Seguindo os passos de Mailer, o repórter Adriano Wilkson foi por vários meses a sombra de Acácio Pequeno, lutador de MMA em busca de um lugar ao sol no UFC e que, apesar do apelido, é uma muralha de quase dois metros de altura. A Grande Luta, publicado pela todavia e que nasceu como uma reportagem narrativa sobre o ritual assombroso de um lutador que desidrata em um motel para perder peso, é o retrato pouco convencional do lado obscuro do octógono e dos mecanismos que regem o esporte.
Wilkson, confesso desinteressado pelas lutas, pouco a pouco está imerso em Acácio. Não exatamente no atleta, mas no ser humano que tenta estabelecer uma carreira sólida, porém esbarra nos entreves – tantas vezes invisíveis – e acaba por sustentar a família como vigilante. Em um jogo de espelhos, A Grande Luta se vale do detalhamento psicológico de seus personagens para criar o zeitgeist da modalidade.
À medida que o livro avança, o leitor percebe que a grande luta de Acácio não tem outro adversário senão os obstáculos que são colocados – um a um – à sua frente. Acácio Pequeno é o seu próprio Foreman.
Sem prender-se à mitologia que ronda o MMA, o autor percorre o histórico da luta: dos tempos do vale-tudo ao entretenimento para toda a família – e como a pancadaria desenfreada se tornou em um lucrativo esporte ordenado e cheio de regras. Não há cinismo – por parte do jornalista – ao transpor esses limites, entretanto, são inegáveis os sacrifícios dos atletas cujo objetivo é ser contratado pelo UFC. O paralelo mais preguiçoso seria o do jogador de futebol de categoria de base que sonha em ser comprado por time grande. A ideia é mesma.

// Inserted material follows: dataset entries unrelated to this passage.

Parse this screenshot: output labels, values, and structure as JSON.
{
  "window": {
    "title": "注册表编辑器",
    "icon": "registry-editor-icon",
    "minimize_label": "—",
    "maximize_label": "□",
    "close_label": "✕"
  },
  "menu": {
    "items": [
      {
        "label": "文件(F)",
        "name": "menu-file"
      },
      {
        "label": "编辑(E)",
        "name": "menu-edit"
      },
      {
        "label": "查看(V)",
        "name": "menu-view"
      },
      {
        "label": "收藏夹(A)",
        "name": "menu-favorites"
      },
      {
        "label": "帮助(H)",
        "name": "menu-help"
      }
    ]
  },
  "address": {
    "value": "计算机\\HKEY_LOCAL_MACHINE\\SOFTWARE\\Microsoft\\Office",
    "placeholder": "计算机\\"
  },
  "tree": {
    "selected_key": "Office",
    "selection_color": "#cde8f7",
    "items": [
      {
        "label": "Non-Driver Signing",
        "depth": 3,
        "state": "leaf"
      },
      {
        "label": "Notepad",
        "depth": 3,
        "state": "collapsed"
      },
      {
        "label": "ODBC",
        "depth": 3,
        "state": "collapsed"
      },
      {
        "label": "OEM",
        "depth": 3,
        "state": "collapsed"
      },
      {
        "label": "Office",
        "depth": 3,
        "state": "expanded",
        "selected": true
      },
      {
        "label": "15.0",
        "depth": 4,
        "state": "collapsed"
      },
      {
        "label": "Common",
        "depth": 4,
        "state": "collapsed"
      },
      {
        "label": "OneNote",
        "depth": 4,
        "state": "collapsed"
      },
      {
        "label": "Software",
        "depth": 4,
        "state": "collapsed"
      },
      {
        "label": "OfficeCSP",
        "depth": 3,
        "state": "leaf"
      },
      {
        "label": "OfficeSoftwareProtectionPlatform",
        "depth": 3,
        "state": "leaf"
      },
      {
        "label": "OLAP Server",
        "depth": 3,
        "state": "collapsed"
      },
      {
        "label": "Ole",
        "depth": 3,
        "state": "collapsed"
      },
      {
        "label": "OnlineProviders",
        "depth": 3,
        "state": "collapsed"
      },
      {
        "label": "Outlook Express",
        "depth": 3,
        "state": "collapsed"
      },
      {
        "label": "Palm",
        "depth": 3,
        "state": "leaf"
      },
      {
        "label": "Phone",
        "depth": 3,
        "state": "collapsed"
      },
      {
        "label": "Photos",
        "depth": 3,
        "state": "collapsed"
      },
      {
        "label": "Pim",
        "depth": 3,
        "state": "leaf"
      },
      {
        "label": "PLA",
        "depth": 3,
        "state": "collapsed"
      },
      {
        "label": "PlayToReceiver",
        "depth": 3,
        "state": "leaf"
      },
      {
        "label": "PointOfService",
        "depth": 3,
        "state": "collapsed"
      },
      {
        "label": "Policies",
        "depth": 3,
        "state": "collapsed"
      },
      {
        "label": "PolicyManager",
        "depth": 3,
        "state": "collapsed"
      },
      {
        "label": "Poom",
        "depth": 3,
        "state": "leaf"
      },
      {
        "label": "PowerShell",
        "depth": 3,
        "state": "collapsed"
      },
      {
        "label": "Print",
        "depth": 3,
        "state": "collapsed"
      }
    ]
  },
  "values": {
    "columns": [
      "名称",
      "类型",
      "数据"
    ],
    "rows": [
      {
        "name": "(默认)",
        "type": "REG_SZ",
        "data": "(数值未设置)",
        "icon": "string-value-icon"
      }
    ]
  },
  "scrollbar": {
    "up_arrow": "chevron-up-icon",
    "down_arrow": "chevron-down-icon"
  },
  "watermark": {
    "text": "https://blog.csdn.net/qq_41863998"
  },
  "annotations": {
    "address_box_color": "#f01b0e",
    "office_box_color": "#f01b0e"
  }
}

Publicado em um momento no qual a cobertura jornalística está às mínguas e a apuração se resume a poucos telefonemas, o livro é um relicário da determinação de um brasileiro às margens.
Relicário
Acácio Pequeno não tem nem dois mil seguidores no Facebook. Está longe do estrelato e cada vez mais distante do seu sonho. E isso faz dele um personagem ainda mais fascinante. Wilkson – que agora está às voltas com o caso do assassinato do ex-jogador Daniel, morto após uma festa em São José dos Pinhais, na região metropolitana de Curitiba – vai desenhando a frustração do lutador enquanto observa outros nomes do MMA que ascendem muito mais rápido.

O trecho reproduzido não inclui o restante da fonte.